Nope. I am not in charge of the outcome.
I had a few days this week in which my wheels spun out of
control. The trite stuff of daily life mounted up into a rotting, stinky pile
that resembled the larger, systemic issues over which I feel little sense of
agency. This is what happens when I feel how outside of the mainstream American
life I really do live. This is what occurs when I feel the world’s pain
transformed into my own, the place where anima mundi converges with my small
conception of self as separate.
Sometimes I forget (my interconnected soul) and, instead, think that I can
- alone - do The Big Thing that will
change all the pain, injustices, contradictions of Life into a smooth-running
world of harmony, compassion and peace.
No. Certainly not one act. Not alone. (I think that's called arrogance.)
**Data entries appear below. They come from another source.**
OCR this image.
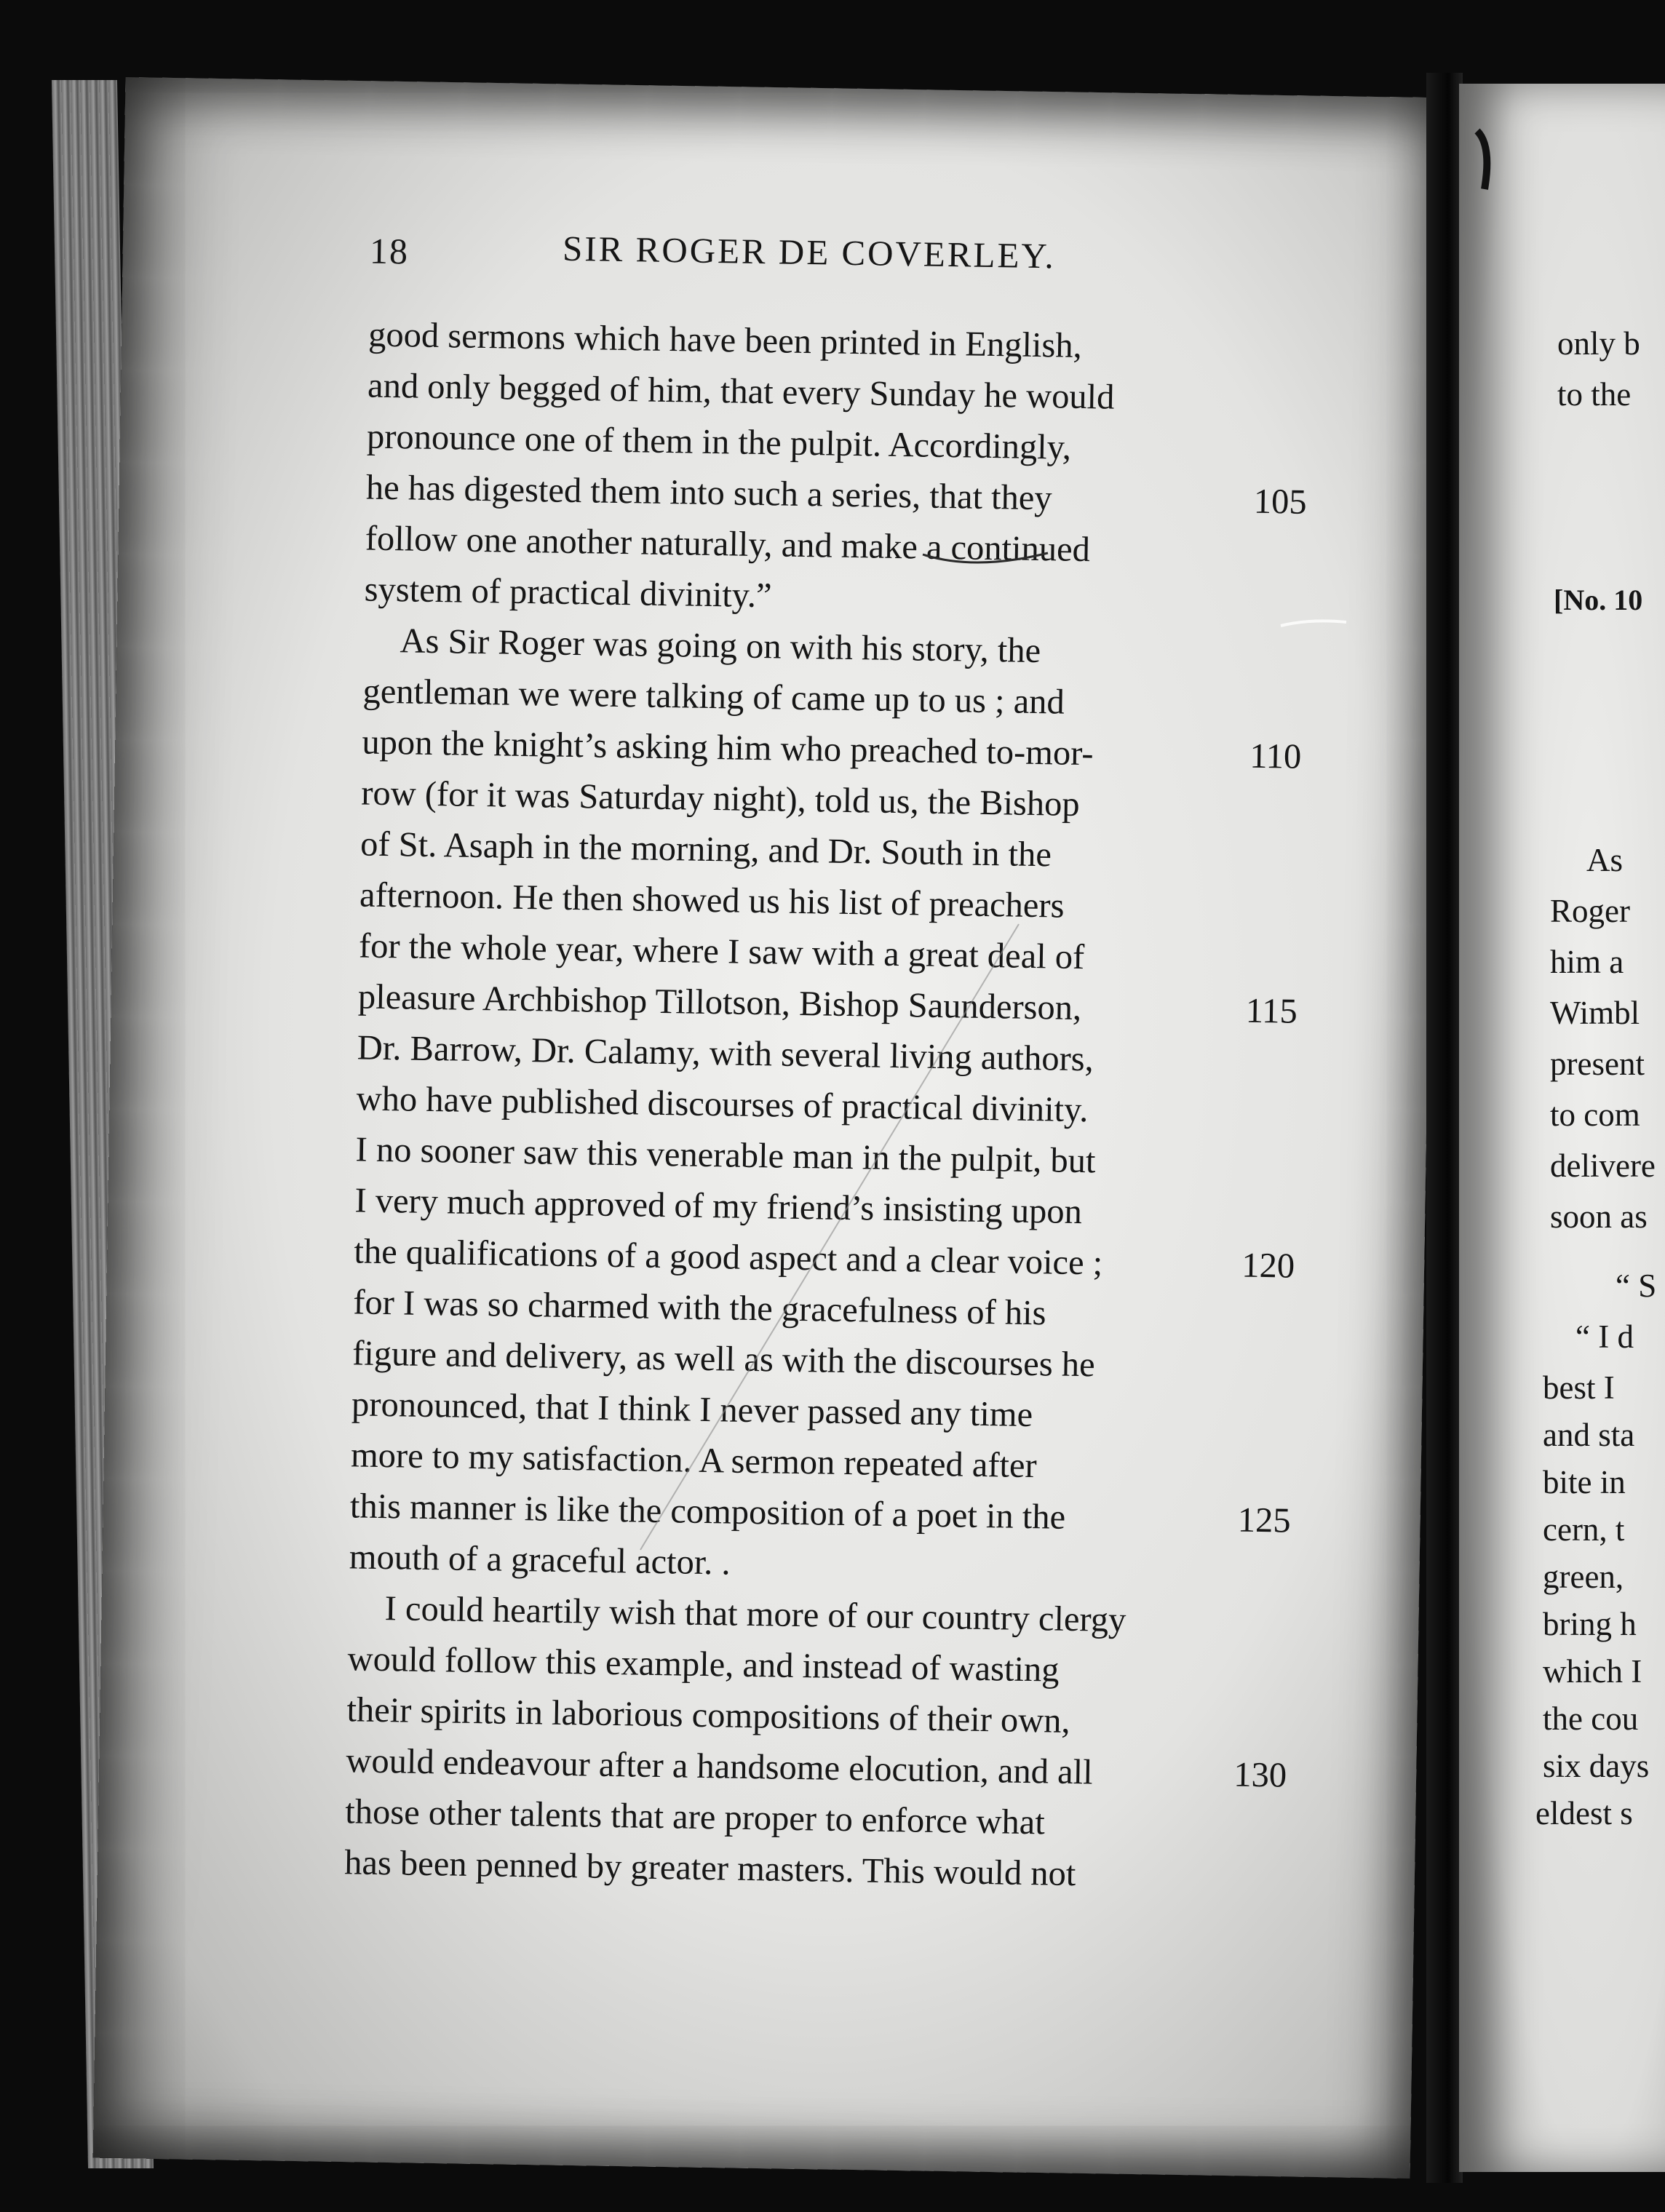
18	SIR ROGER DE COVERLEY.
good sermons which have been printed in English,
and only begged of him, that every Sunday he would
pronounce one of them in the pulpit. Accordingly,
he has digested them into such a series, that they
follow one another naturally, and make a continued
system of practical divinity.”
As Sir Roger was going on with his story, the
gentleman we were talking of came up to us ; and
upon the knight’s asking him who preached to-mor-
row (for it was Saturday night), told us, the Bishop
of St. Asaph in the morning, and Dr. South in the
afternoon. He then showed us his list of preachers
for the whole year, where I saw with a great deal of
pleasure Archbishop Tillotson, Bishop Saunderson,
Dr. Barrow, Dr. Calamy, with several living authors,
who have published discourses of practical divinity.
I no sooner saw this venerable man in the pulpit, but
I very much approved of my friend’s insisting upon
the qualifications of a good aspect and a clear voice ;
for I was so charmed with the gracefulness of his
figure and delivery, as well as with the discourses he
pronounced, that I think I never passed any time
more to my satisfaction. A sermon repeated after
this manner is like the composition of a poet in the
mouth of a graceful actor. .
I could heartily wish that more of our country clergy
would follow this example, and instead of wasting
their spirits in laborious compositions of their own,
would endeavour after a handsome elocution, and all
those other talents that are proper to enforce what
has been penned by greater masters. This would not
105
110
115
120
125
130
only b
to the
[No. 10
As
Roger
him a
Wimbl
present
to com
delivere
soon as
“ S
“ I d
best I
and sta
bite in
cern, t
green,
bring h
which I
the cou
six days
eldest s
All I can strive toward is a daily practice of action, of
doing “my part.” And I must do my
part. It is the only thing I can do, and it is the best thing I can do. To
surrender to life and the systems I feel powerless to change and to step into
each moment with the fullness, awareness of my task – that is my part. I must
allow the feelings to come and to accept them. I don’t have to wallow in or change
them. (I think that’s called self-indulgence.)
I take responsibility. And I rest in that.
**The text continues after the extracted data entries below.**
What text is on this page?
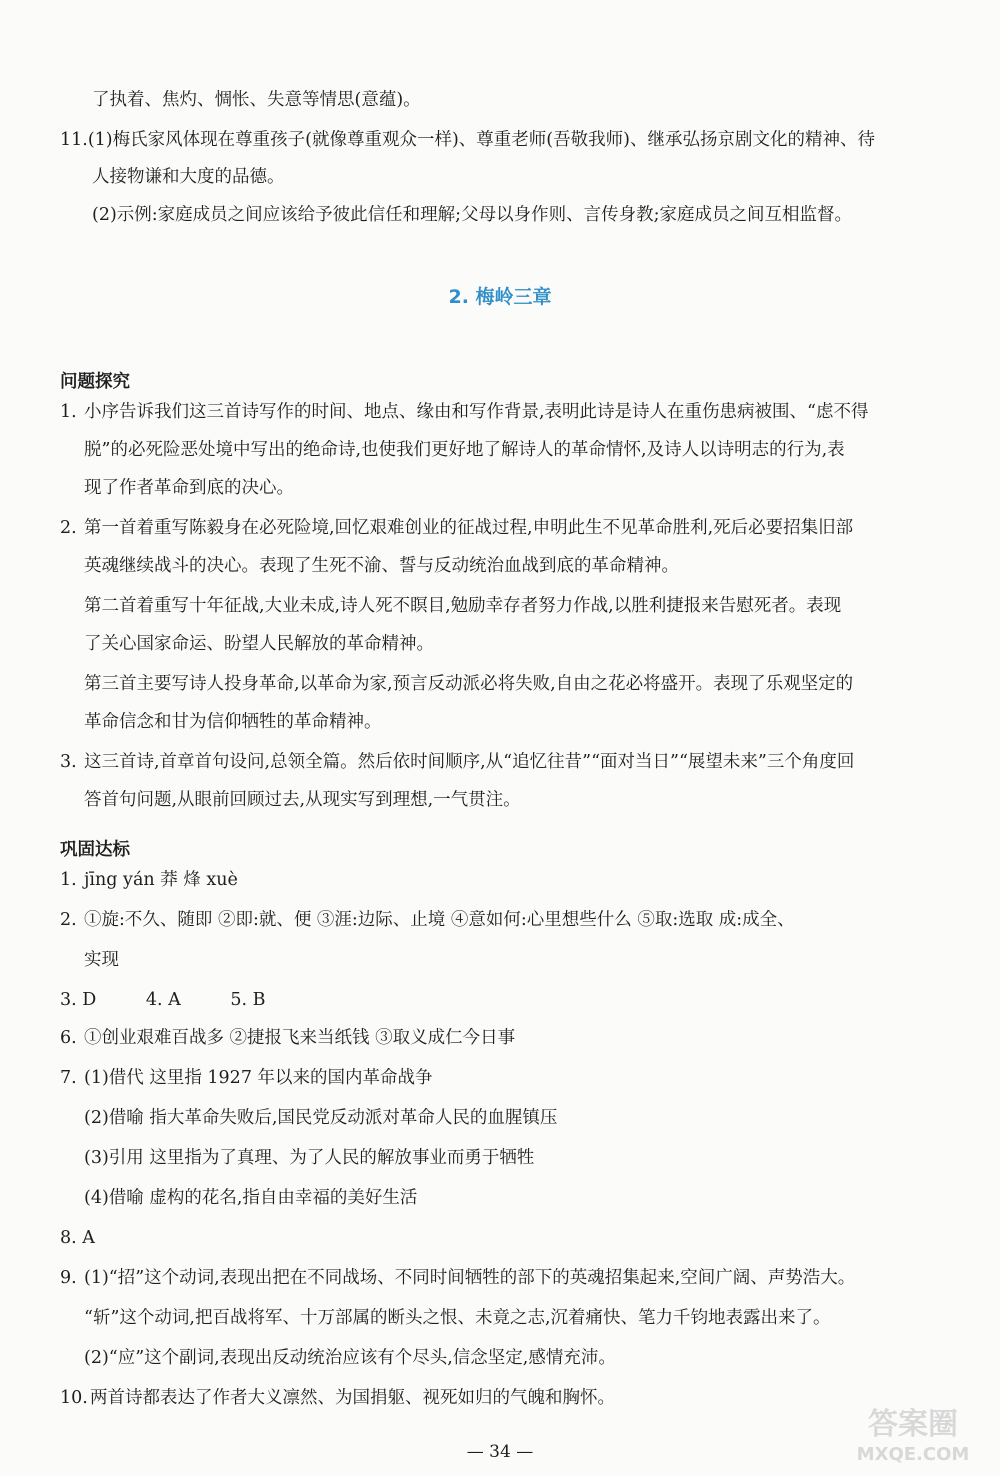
了执着、焦灼、惆怅、失意等情思(意蕴)。
11.(1)梅氏家风体现在尊重孩子(就像尊重观众一样)、尊重老师(吾敬我师)、继承弘扬京剧文化的精神、待
人接物谦和大度的品德。
(2)示例:家庭成员之间应该给予彼此信任和理解;父母以身作则、言传身教;家庭成员之间互相监督。
2. 梅岭三章
问题探究
1. 小序告诉我们这三首诗写作的时间、地点、缘由和写作背景,表明此诗是诗人在重伤患病被围、“虑不得
脱”的必死险恶处境中写出的绝命诗,也使我们更好地了解诗人的革命情怀,及诗人以诗明志的行为,表
现了作者革命到底的决心。
2. 第一首着重写陈毅身在必死险境,回忆艰难创业的征战过程,申明此生不见革命胜利,死后必要招集旧部
英魂继续战斗的决心。表现了生死不渝、誓与反动统治血战到底的革命精神。
第二首着重写十年征战,大业未成,诗人死不瞑目,勉励幸存者努力作战,以胜利捷报来告慰死者。表现
了关心国家命运、盼望人民解放的革命精神。
第三首主要写诗人投身革命,以革命为家,预言反动派必将失败,自由之花必将盛开。表现了乐观坚定的
革命信念和甘为信仰牺牲的革命精神。
3. 这三首诗,首章首句设问,总领全篇。然后依时间顺序,从“追忆往昔”“面对当日”“展望未来”三个角度回
答首句问题,从眼前回顾过去,从现实写到理想,一气贯注。
巩固达标
1. jīng yán 莽 烽 xuè
2. ①旋:不久、随即 ②即:就、便 ③涯:边际、止境 ④意如何:心里想些什么 ⑤取:选取 成:成全、
实现
3. D	4. A	5. B
6. ①创业艰难百战多 ②捷报飞来当纸钱 ③取义成仁今日事
7. (1)借代 这里指 1927 年以来的国内革命战争
(2)借喻 指大革命失败后,国民党反动派对革命人民的血腥镇压
(3)引用 这里指为了真理、为了人民的解放事业而勇于牺牲
(4)借喻 虚构的花名,指自由幸福的美好生活
8. A
9. (1)“招”这个动词,表现出把在不同战场、不同时间牺牲的部下的英魂招集起来,空间广阔、声势浩大。
“斩”这个动词,把百战将军、十万部属的断头之恨、未竟之志,沉着痛快、笔力千钧地表露出来了。
(2)“应”这个副词,表现出反动统治应该有个尽头,信念坚定,感情充沛。
10. 两首诗都表达了作者大义凛然、为国捐躯、视死如归的气魄和胸怀。
— 34 —
答案圈
MXQE.COM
I can live in the balanced place which is, for me, that
quietude with the feelings – watching them come and go. In still silence
waiting, observing what’s happening within. And doing this until the right
action comes like a glorious dawn.
Inspiration…a deep inhalation, an insight that calls me to
action at the top of the breath, the slow exhale into the action.
Then I focus each act, each attitude, each breath during
the day, on deliberate, specific movement that flows toward that which I’ve
been called to do.
Letting outcome go. Changing the system (whichever one it
is with which I find fault, or on which I want to place the blame), begins with
me. It starts with a relinquishing of control, the desire to manipulate. It is
about hearing the call of the heart’s wisdom and allowing each task in which I
engage to be one of deep, abiding attention so that I am moved, the earth is
moved, closer to a pattern of living that is open-ended.
Goals point toward…
Quiet gives me space to listen…
The moment requires focused action…
There must be continual release, over and over again, of an
outcome I cannot control, predict…
And there I find the relief of remembering that I am not in
charge. We all have a piece that is rightfully ours. How can we each do that
piece that is ours to undertake in any moment and do so fueled by compassion,
directed by insight, relieved of being in charge of the outcome?
I am not the (only) one who can change a system. I am the only one who can do my piece in contribution toward a shift... toward a vital, compassionate practice of living on this
earth in harmony with all beings, with all that is.